Las calles se volvieron un borrón desde la ventanilla trasera del coche. En ese borrón, entre la masa de color, vi el rostro de mi padre, la guerra, la muerte, a mi madre y a mis hermanos. Me encogí en el abrigo mientras pensaba en todo eso. Desee la muerte a manos del agobio de una vez por todas, pero yo sabía que no iba a ser tan simple. Si la muerte me visitaba lo haría de la peor manera. Me iba hacer retorcer. Prendí un cigarrillo para no echarme a llorar. Sonreí. Me deseé buena suerte. Me había engominado el pelo y me había aplicado colonia.

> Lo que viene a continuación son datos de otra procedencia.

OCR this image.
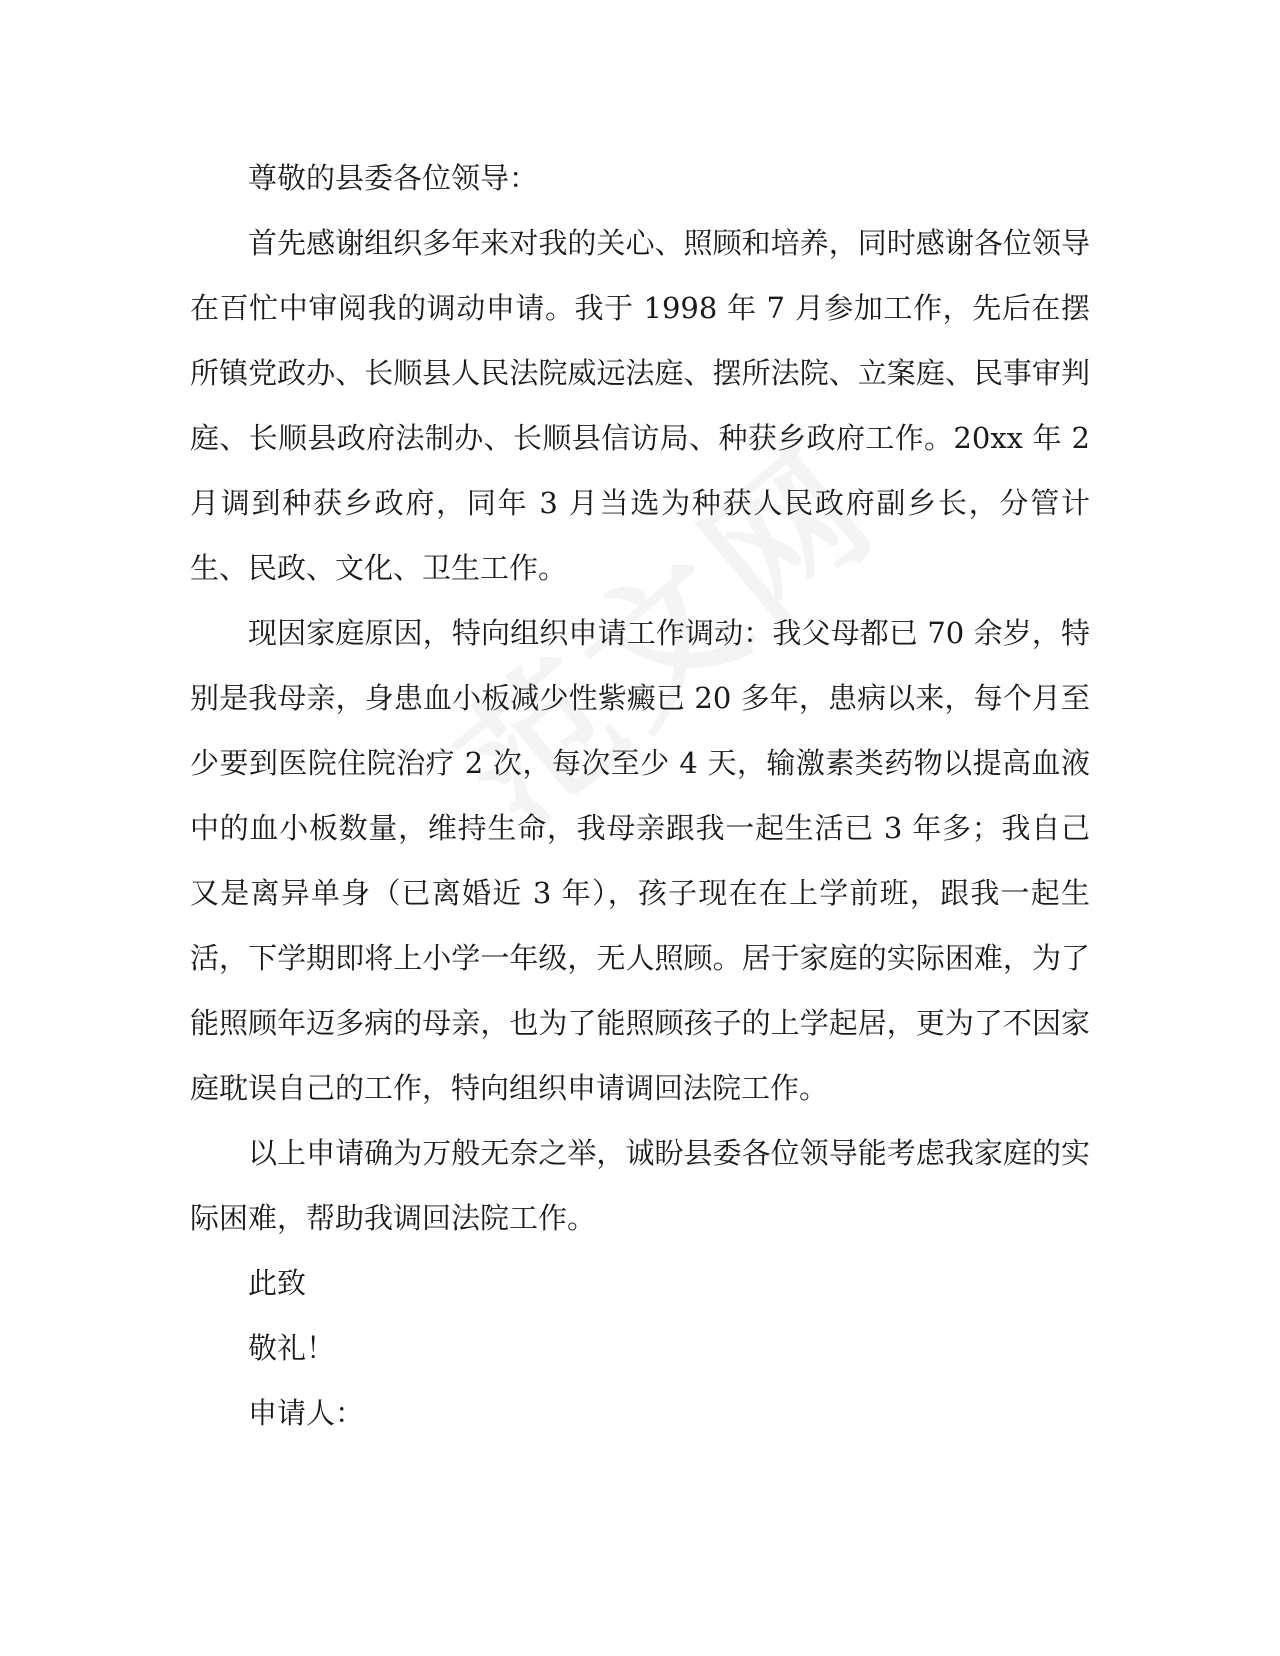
尊敬的县委各位领导：

首先感谢组织多年来对我的关心、照顾和培养，同时感谢各位领导在百忙中审阅我的调动申请。我于 1998 年 7 月参加工作，先后在摆所镇党政办、长顺县人民法院威远法庭、摆所法院、立案庭、民事审判庭、长顺县政府法制办、长顺县信访局、种获乡政府工作。20xx 年 2 月调到种获乡政府，同年 3 月当选为种获人民政府副乡长，分管计生、民政、文化、卫生工作。

现因家庭原因，特向组织申请工作调动：我父母都已 70 余岁，特别是我母亲，身患血小板减少性紫癜已 20 多年，患病以来，每个月至少要到医院住院治疗 2 次，每次至少 4 天，输激素类药物以提高血液中的血小板数量，维持生命，我母亲跟我一起生活已 3 年多；我自己又是离异单身（已离婚近 3 年），孩子现在在上学前班，跟我一起生活，下学期即将上小学一年级，无人照顾。居于家庭的实际困难，为了能照顾年迈多病的母亲，也为了能照顾孩子的上学起居，更为了不因家庭耽误自己的工作，特向组织申请调回法院工作。

以上申请确为万般无奈之举，诚盼县委各位领导能考虑我家庭的实际困难，帮助我调回法院工作。

此致

敬礼！

申请人：
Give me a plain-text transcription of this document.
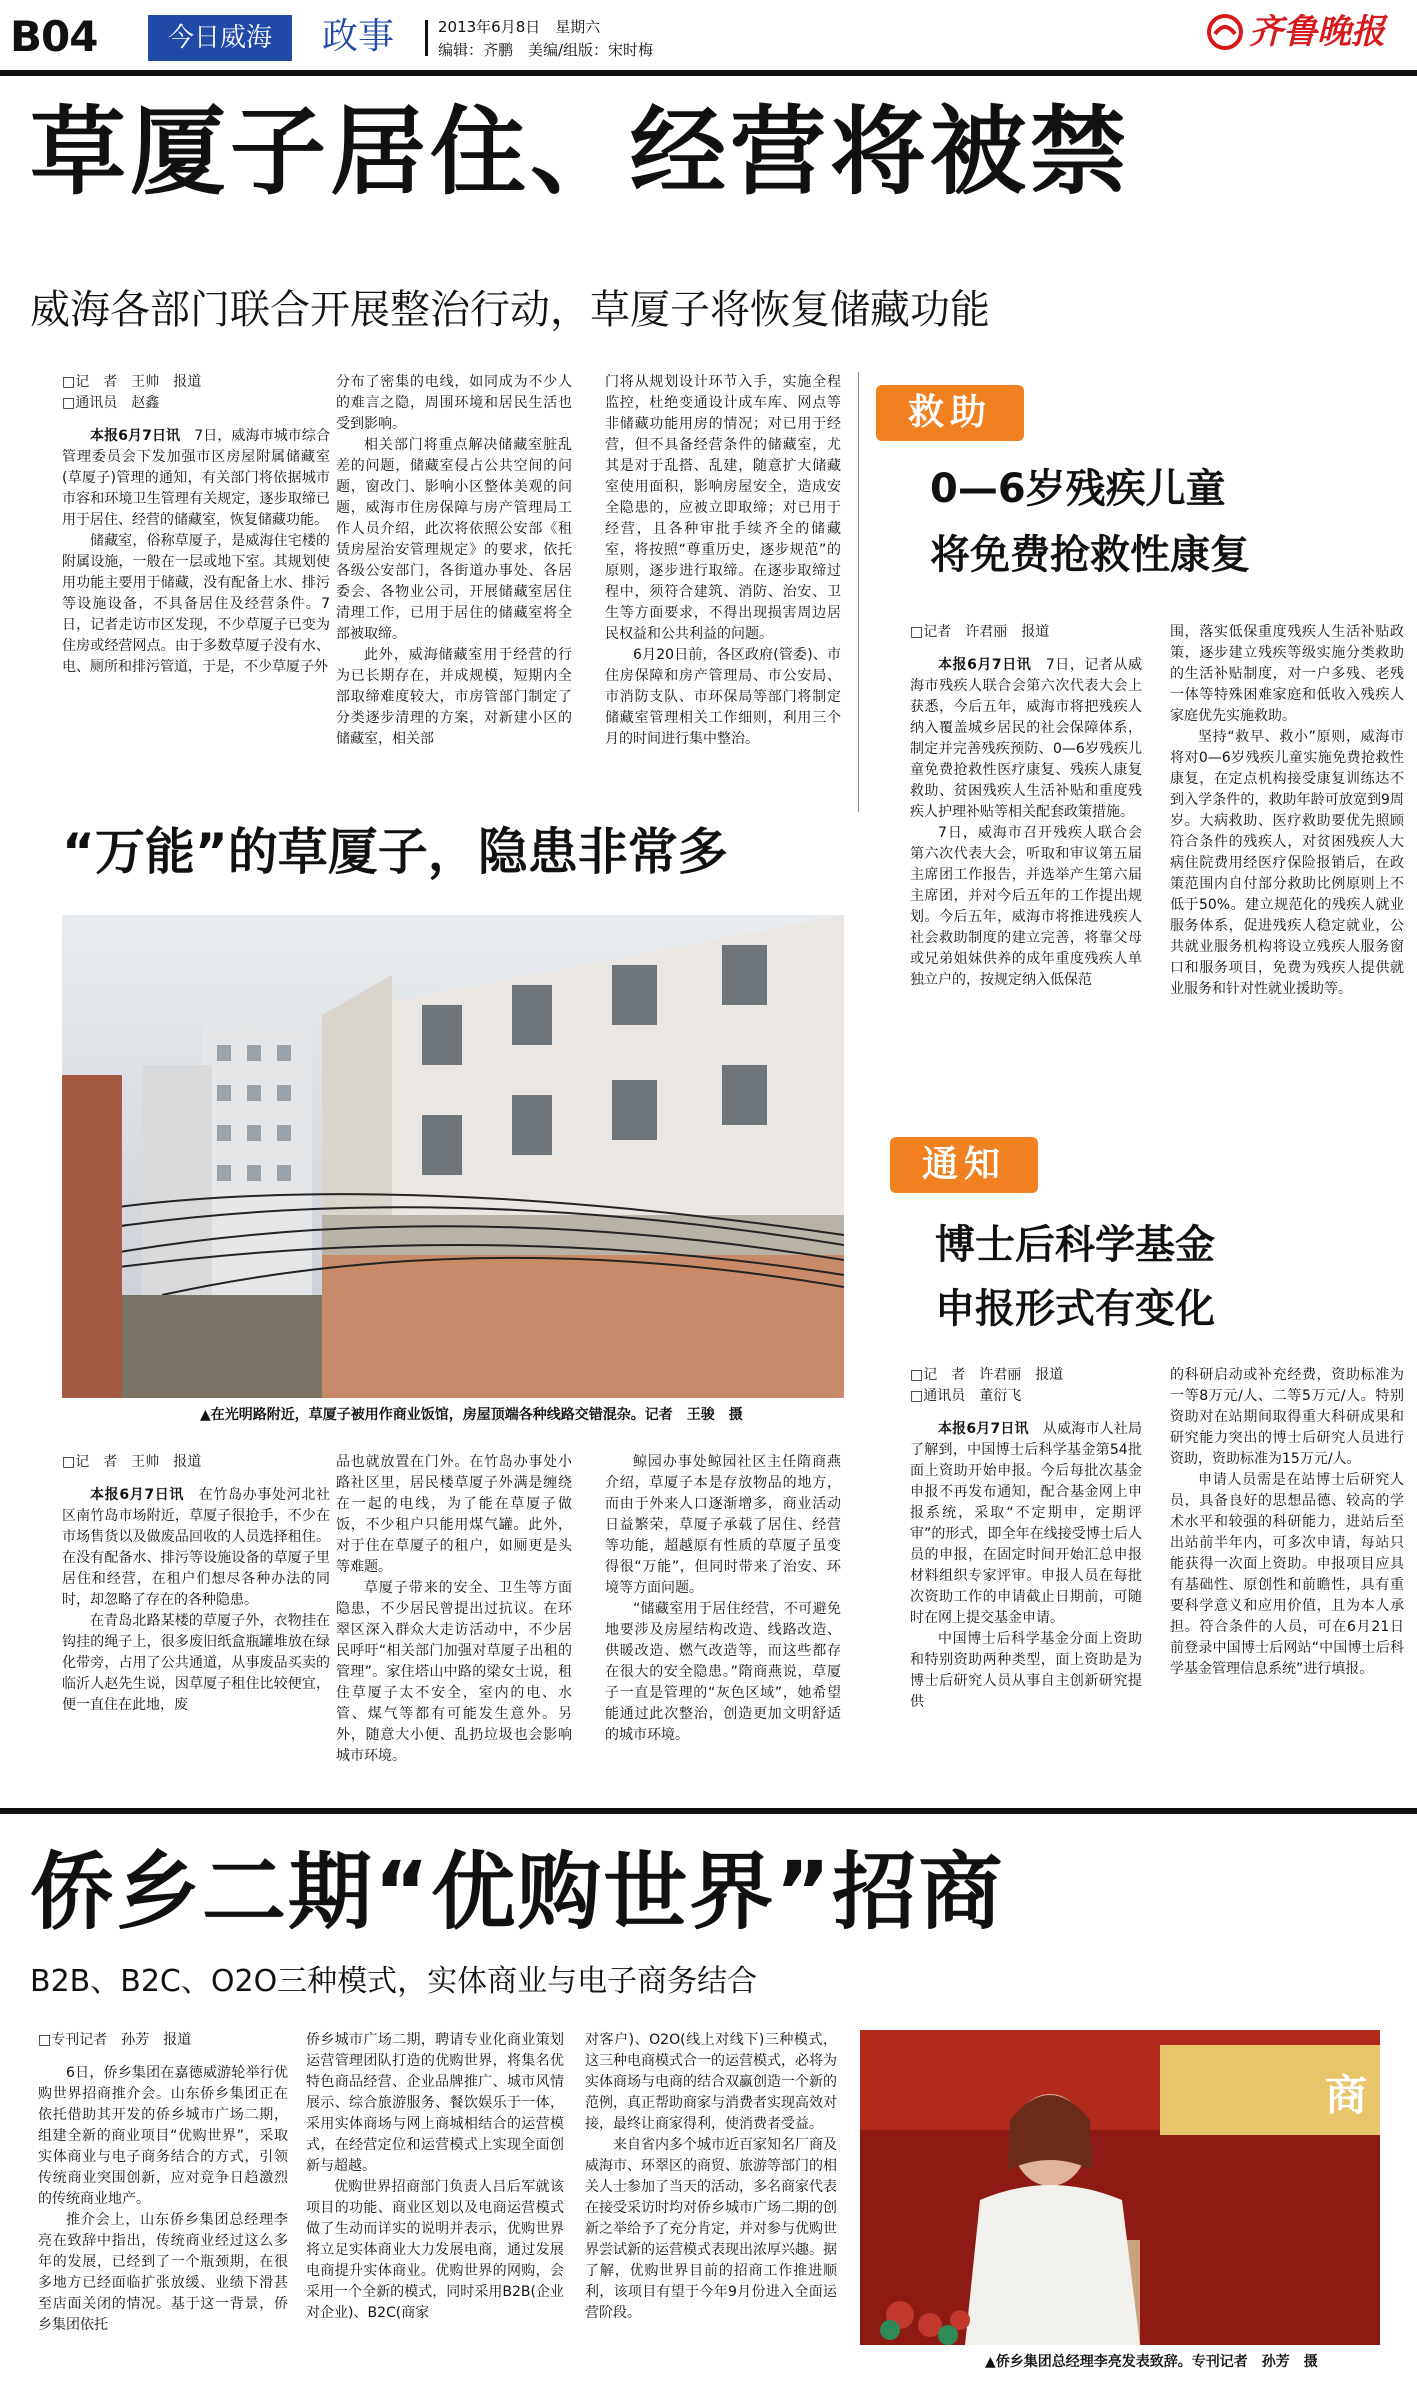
B04	今日威海	政事	2013年6月8日　星期六
编辑：齐鹏　美编/组版：宋时梅	齐鲁晚报
草厦子居住、经营将被禁
威海各部门联合开展整治行动，草厦子将恢复储藏功能

□记　者　王帅　报道

□通讯员　赵鑫

本报6月7日讯　7日，威海市城市综合管理委员会下发加强市区房屋附属储藏室(草厦子)管理的通知，有关部门将依据城市市容和环境卫生管理有关规定，逐步取缔已用于居住、经营的储藏室，恢复储藏功能。

储藏室，俗称草厦子，是威海住宅楼的附属设施，一般在一层或地下室。其规划使用功能主要用于储藏，没有配备上水、排污等设施设备，不具备居住及经营条件。7日，记者走访市区发现，不少草厦子已变为住房或经营网点。由于多数草厦子没有水、电、厕所和排污管道，于是，不少草厦子外

分布了密集的电线，如同成为不少人的难言之隐，周围环境和居民生活也受到影响。

相关部门将重点解决储藏室脏乱差的问题，储藏室侵占公共空间的问题，窗改门、影响小区整体美观的问题，威海市住房保障与房产管理局工作人员介绍，此次将依照公安部《租赁房屋治安管理规定》的要求，依托各级公安部门，各街道办事处、各居委会、各物业公司，开展储藏室居住清理工作，已用于居住的储藏室将全部被取缔。

此外，威海储藏室用于经营的行为已长期存在，并成规模，短期内全部取缔难度较大，市房管部门制定了分类逐步清理的方案，对新建小区的储藏室，相关部

门将从规划设计环节入手，实施全程监控，杜绝变通设计成车库、网点等非储藏功能用房的情况；对已用于经营，但不具备经营条件的储藏室，尤其是对于乱搭、乱建，随意扩大储藏室使用面积，影响房屋安全，造成安全隐患的，应被立即取缔；对已用于经营，且各种审批手续齐全的储藏室，将按照“尊重历史，逐步规范”的原则，逐步进行取缔。在逐步取缔过程中，须符合建筑、消防、治安、卫生等方面要求，不得出现损害周边居民权益和公共利益的问题。

6月20日前，各区政府(管委)、市住房保障和房产管理局、市公安局、市消防支队、市环保局等部门将制定储藏室管理相关工作细则，利用三个月的时间进行集中整治。

“万能”的草厦子，隐患非常多
▲在光明路附近，草厦子被用作商业饭馆，房屋顶端各种线路交错混杂。记者　王骏　摄

□记　者　王帅　报道

本报6月7日讯　在竹岛办事处河北社区南竹岛市场附近，草厦子很抢手，不少在市场售货以及做废品回收的人员选择租住。在没有配备水、排污等设施设备的草厦子里居住和经营，在租户们想尽各种办法的同时，却忽略了存在的各种隐患。

在青岛北路某楼的草厦子外，衣物挂在钩挂的绳子上，很多废旧纸盒瓶罐堆放在绿化带旁，占用了公共通道，从事废品买卖的临沂人赵先生说，因草厦子租住比较便宜，便一直住在此地，废

品也就放置在门外。在竹岛办事处小路社区里，居民楼草厦子外满是缠绕在一起的电线，为了能在草厦子做饭，不少租户只能用煤气罐。此外，对于住在草厦子的租户，如厕更是头等难题。

草厦子带来的安全、卫生等方面隐患，不少居民曾提出过抗议。在环翠区深入群众大走访活动中，不少居民呼吁“相关部门加强对草厦子出租的管理”。家住塔山中路的梁女士说，租住草厦子太不安全，室内的电、水管、煤气等都有可能发生意外。另外，随意大小便、乱扔垃圾也会影响城市环境。

鲸园办事处鲸园社区主任隋商燕介绍，草厦子本是存放物品的地方，而由于外来人口逐渐增多，商业活动日益繁荣，草厦子承载了居住、经营等功能，超越原有性质的草厦子虽变得很“万能”，但同时带来了治安、环境等方面问题。

“储藏室用于居住经营，不可避免地要涉及房屋结构改造、线路改造、供暖改造、燃气改造等，而这些都存在很大的安全隐患。”隋商燕说，草厦子一直是管理的“灰色区域”，她希望能通过此次整治，创造更加文明舒适的城市环境。

救助
0—6岁残疾儿童
将免费抢救性康复

□记者　许君丽　报道

本报6月7日讯　7日，记者从威海市残疾人联合会第六次代表大会上获悉，今后五年，威海市将把残疾人纳入覆盖城乡居民的社会保障体系，制定并完善残疾预防、0—6岁残疾儿童免费抢救性医疗康复、残疾人康复救助、贫困残疾人生活补贴和重度残疾人护理补贴等相关配套政策措施。

7日，威海市召开残疾人联合会第六次代表大会，听取和审议第五届主席团工作报告，并选举产生第六届主席团，并对今后五年的工作提出规划。今后五年，威海市将推进残疾人社会救助制度的建立完善，将靠父母或兄弟姐妹供养的成年重度残疾人单独立户的，按规定纳入低保范

围，落实低保重度残疾人生活补贴政策，逐步建立残疾等级实施分类救助的生活补贴制度，对一户多残、老残一体等特殊困难家庭和低收入残疾人家庭优先实施救助。

坚持“救早、救小”原则，威海市将对0—6岁残疾儿童实施免费抢救性康复，在定点机构接受康复训练达不到入学条件的，救助年龄可放宽到9周岁。大病救助、医疗救助要优先照顾符合条件的残疾人，对贫困残疾人大病住院费用经医疗保险报销后，在政策范围内自付部分救助比例原则上不低于50%。建立规范化的残疾人就业服务体系，促进残疾人稳定就业，公共就业服务机构将设立残疾人服务窗口和服务项目，免费为残疾人提供就业服务和针对性就业援助等。

通知
博士后科学基金
申报形式有变化

□记　者　许君丽　报道

□通讯员　董衍飞

本报6月7日讯　从威海市人社局了解到，中国博士后科学基金第54批面上资助开始申报。今后每批次基金申报不再发布通知，配合基金网上申报系统，采取“不定期申，定期评审”的形式，即全年在线接受博士后人员的申报，在固定时间开始汇总申报材料组织专家评审。申报人员在每批次资助工作的申请截止日期前，可随时在网上提交基金申请。

中国博士后科学基金分面上资助和特别资助两种类型，面上资助是为博士后研究人员从事自主创新研究提供

的科研启动或补充经费，资助标准为一等8万元/人、二等5万元/人。特别资助对在站期间取得重大科研成果和研究能力突出的博士后研究人员进行资助，资助标准为15万元/人。

申请人员需是在站博士后研究人员，具备良好的思想品德、较高的学术水平和较强的科研能力，进站后至出站前半年内，可多次申请，每站只能获得一次面上资助。申报项目应具有基础性、原创性和前瞻性，具有重要科学意义和应用价值，且为本人承担。符合条件的人员，可在6月21日前登录中国博士后网站“中国博士后科学基金管理信息系统”进行填报。

侨乡二期“优购世界”招商
B2B、B2C、O2O三种模式，实体商业与电子商务结合

□专刊记者　孙芳　报道

6日，侨乡集团在嘉德威游轮举行优购世界招商推介会。山东侨乡集团正在依托借助其开发的侨乡城市广场二期，组建全新的商业项目“优购世界”，采取实体商业与电子商务结合的方式，引领传统商业突围创新，应对竞争日趋激烈的传统商业地产。

推介会上，山东侨乡集团总经理李亮在致辞中指出，传统商业经过这么多年的发展，已经到了一个瓶颈期，在很多地方已经面临扩张放缓、业绩下滑甚至店面关闭的情况。基于这一背景，侨乡集团依托

侨乡城市广场二期，聘请专业化商业策划运营管理团队打造的优购世界，将集名优特色商品经营、企业品牌推广、城市风情展示、综合旅游服务、餐饮娱乐于一体，采用实体商场与网上商城相结合的运营模式，在经营定位和运营模式上实现全面创新与超越。

优购世界招商部门负责人吕后军就该项目的功能、商业区划以及电商运营模式做了生动而详实的说明并表示，优购世界将立足实体商业大力发展电商，通过发展电商提升实体商业。优购世界的网购，会采用一个全新的模式，同时采用B2B(企业对企业)、B2C(商家

对客户)、O2O(线上对线下)三种模式，这三种电商模式合一的运营模式，必将为实体商场与电商的结合双赢创造一个新的范例，真正帮助商家与消费者实现高效对接，最终让商家得利，使消费者受益。

来自省内多个城市近百家知名厂商及威海市、环翠区的商贸、旅游等部门的相关人士参加了当天的活动，多名商家代表在接受采访时均对侨乡城市广场二期的创新之举给予了充分肯定，并对参与优购世界尝试新的运营模式表现出浓厚兴趣。据了解，优购世界目前的招商工作推进顺利，该项目有望于今年9月份进入全面运营阶段。

商
▲侨乡集团总经理李亮发表致辞。专刊记者　孙芳　摄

Me vi con esa estúpida sonrisa característica en el retrovisor del coche. Me preparé para lo peor, distraído y desganado. Prefiero no sacar cuenta de las veces que me levanté de la cama la noche anterior para cerciorarme de la realidad, comprobar la veracidad de la nota. No dormí porque no tenía confianza en mí. El miedo me haría tener un sueño pesado. El miedo me anestesia, nunca pude confiarle mis horas de sueño.

La imperturbable vida cotidiana se pintaba a sí misma desde la ventanilla. Brotaba oro de las manos de los transeúntes y de los vendedores ambulantes cuando recogían monedas con las manos mugrientas. La gran mayoría caminaba por ahí; fumaban, reían, me volvían loco.

Fue el viaje más largo de mi vida. Se me des- compuso el alma. Llegué agotado al hotel. A las fueras, un hombre cantaba una canción napolitana y de haber sido otro día me habría hecho llorar. Pero yo no estaba allí en realidad, en la entrada del hotel estaba una sombra idéntica a mí, escuálida y de sonrisa idiotizada.

El cantante se abanicó con un trozo de tela y me miró a los ojos. Sentado desde donde estaba, me indicó la entrada en un gesto que hizo con sus labios. Llevaba puesto un abrigo azul marino. Lucía como un ave después de sobrevolar el infierno.

¿Por qué no huyes, Salvatore? ¿Por qué eres tan leal?, pensé. Varias personas detrás de mí se adelantaron y entraron al hotel. No pintaba para nada ahí. ¿Por qué había ido? ¿Qué buscaba revivir cuando ya sabía que Salvatore estaba muerto en medio del océano?